Fidelity program helps employees tackle student loan debt
Up to $10,000 available to help with ‘a very real financial concern’
Fidelity Investments has implemented a new benefit program to assist employees with student loans.
Under the program, Fidelity employees with more than six months of tenure are eligible to receive $2,000 payments toward their student loans per year, up to $10,000 in total. Since January, Fidelity has used a third-party vendor, Tuition.io, to make direct payments for nearly 5,000 employees who have enrolled in the program.
“Our employees and their managers told us that student loan debt was forcing them to put off major life decisions like buying a home and having a child,” said Jennifer Hanson, head of associate experience and benefits at Fidelity. “As a financial services firm, this was really concerning to us and we felt that providing a benefit like student loan repayment assistance helps us to address a very real financial concern that is impacting our employees directly.”
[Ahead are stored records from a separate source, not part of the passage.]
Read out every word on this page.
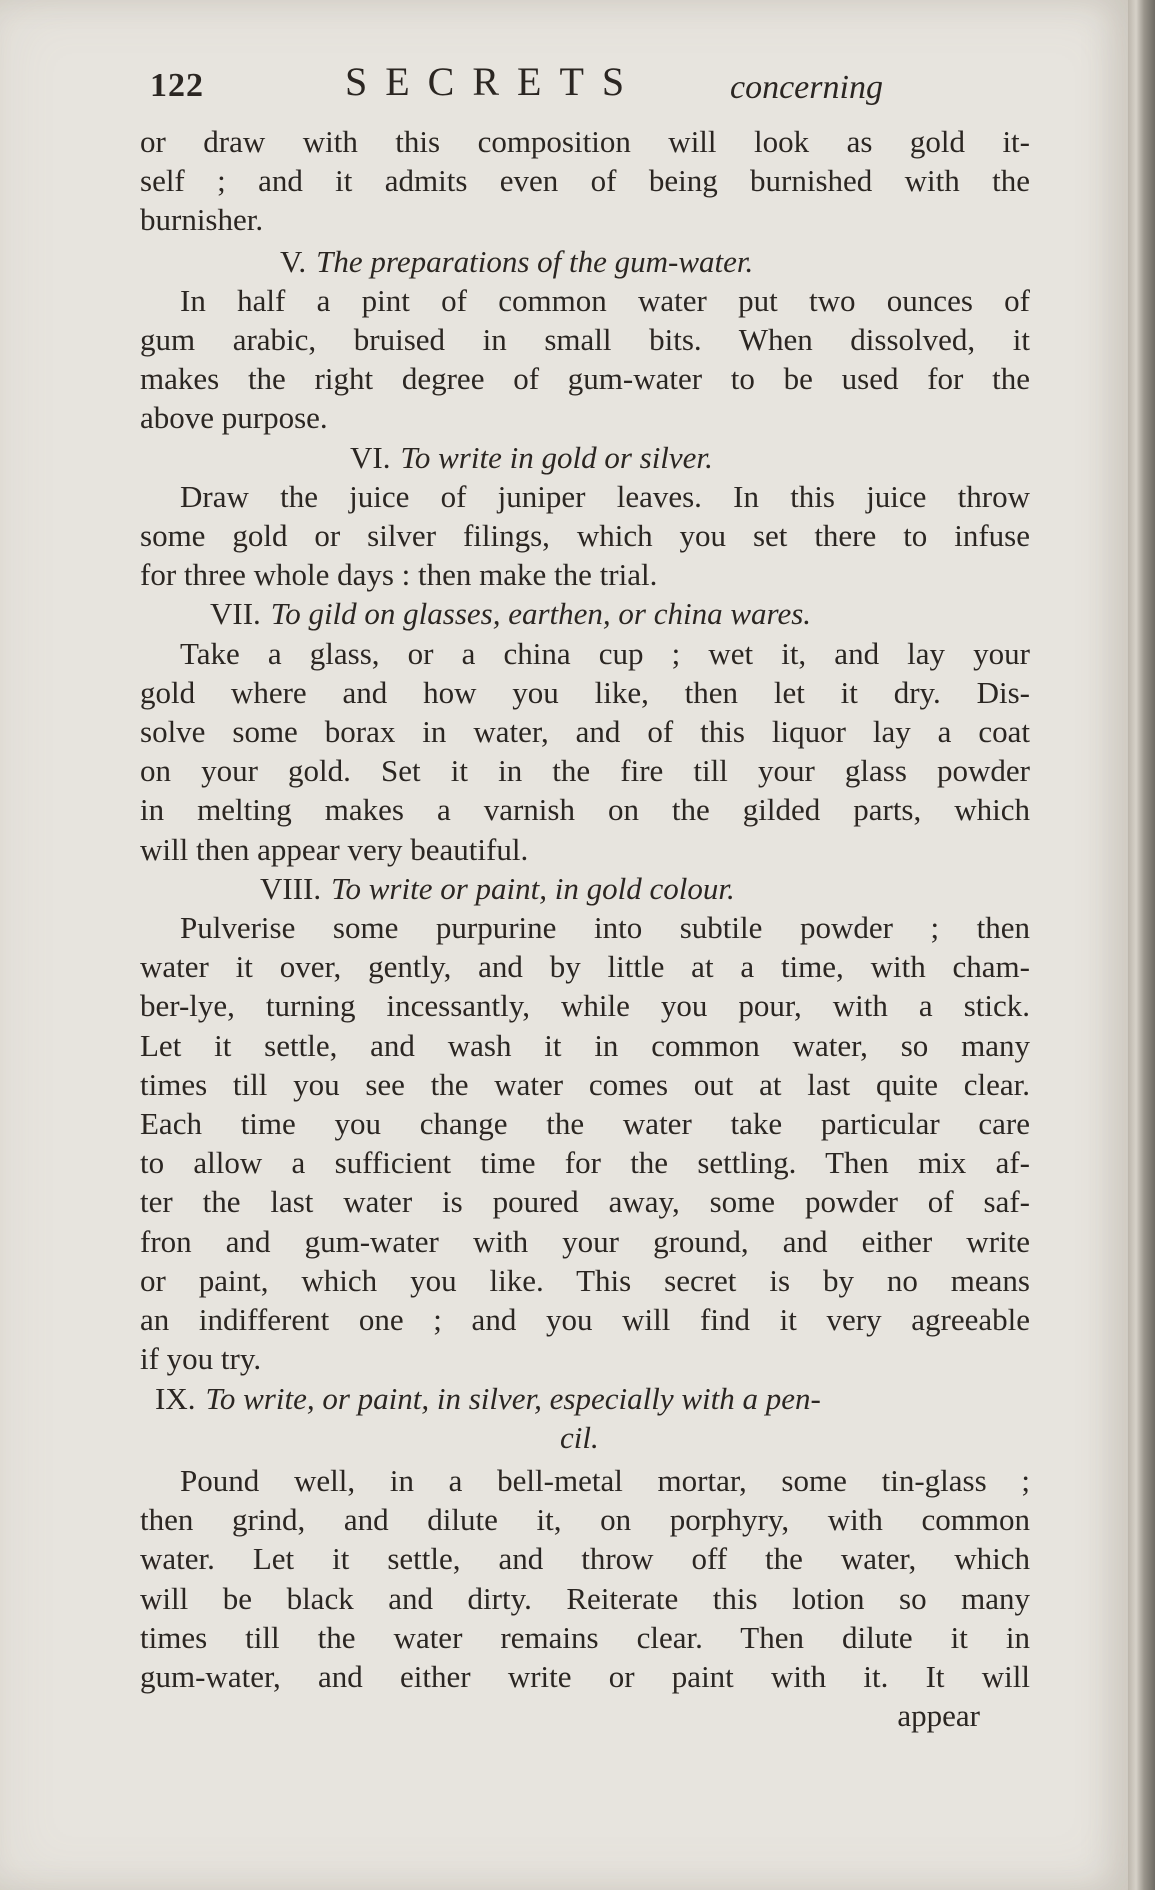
122	SECRETS	concerning
or draw with this composition will look as gold it-
self ; and it admits even of being burnished with the
burnisher.
V. The preparations of the gum-water.
In half a pint of common water put two ounces of
gum arabic, bruised in small bits. When dissolved, it
makes the right degree of gum-water to be used for the
above purpose.
VI. To write in gold or silver.
Draw the juice of juniper leaves. In this juice throw
some gold or silver filings, which you set there to infuse
for three whole days : then make the trial.
VII. To gild on glasses, earthen, or china wares.
Take a glass, or a china cup ; wet it, and lay your
gold where and how you like, then let it dry. Dis-
solve some borax in water, and of this liquor lay a coat
on your gold. Set it in the fire till your glass powder
in melting makes a varnish on the gilded parts, which
will then appear very beautiful.
VIII. To write or paint, in gold colour.
Pulverise some purpurine into subtile powder ; then
water it over, gently, and by little at a time, with cham-
ber-lye, turning incessantly, while you pour, with a stick.
Let it settle, and wash it in common water, so many
times till you see the water comes out at last quite clear.
Each time you change the water take particular care
to allow a sufficient time for the settling. Then mix af-
ter the last water is poured away, some powder of saf-
fron and gum-water with your ground, and either write
or paint, which you like. This secret is by no means
an indifferent one ; and you will find it very agreeable
if you try.
IX. To write, or paint, in silver, especially with a pen-
cil.
Pound well, in a bell-metal mortar, some tin-glass ;
then grind, and dilute it, on porphyry, with common
water. Let it settle, and throw off the water, which
will be black and dirty. Reiterate this lotion so many
times till the water remains clear. Then dilute it in
gum-water, and either write or paint with it. It will
appear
According to the Society of Human Resource Professionals’ 2015 Employee Benefit Survey, less than 3 percent of American employers offer a similar benefit, while 70 percent of college graduates have student loan debt averaging $35,051, according to an analysis from Mark Kantrowitz of Edvisors.com, a website that provides information to parents and students about college costs and financial aid.
College debt exceeds $1 trillion in the U.S., beating credit card debt as the second-highest household debt, behind mortgages.
Fidelity also recently expanded its maternity and parental leave program for employees. Maternity leave has been expanded from six weeks (or eight weeks with a cesarean-section) to 16 weeks, and parental leave is now six weeks, up from two weeks.
“We recognized that parental leave is a compelling benefit to attract and retain employees, so we took the necessary steps to give parents the time off they need,” said Hanson. “We take significant pride in providing our employees with a great associate experience.”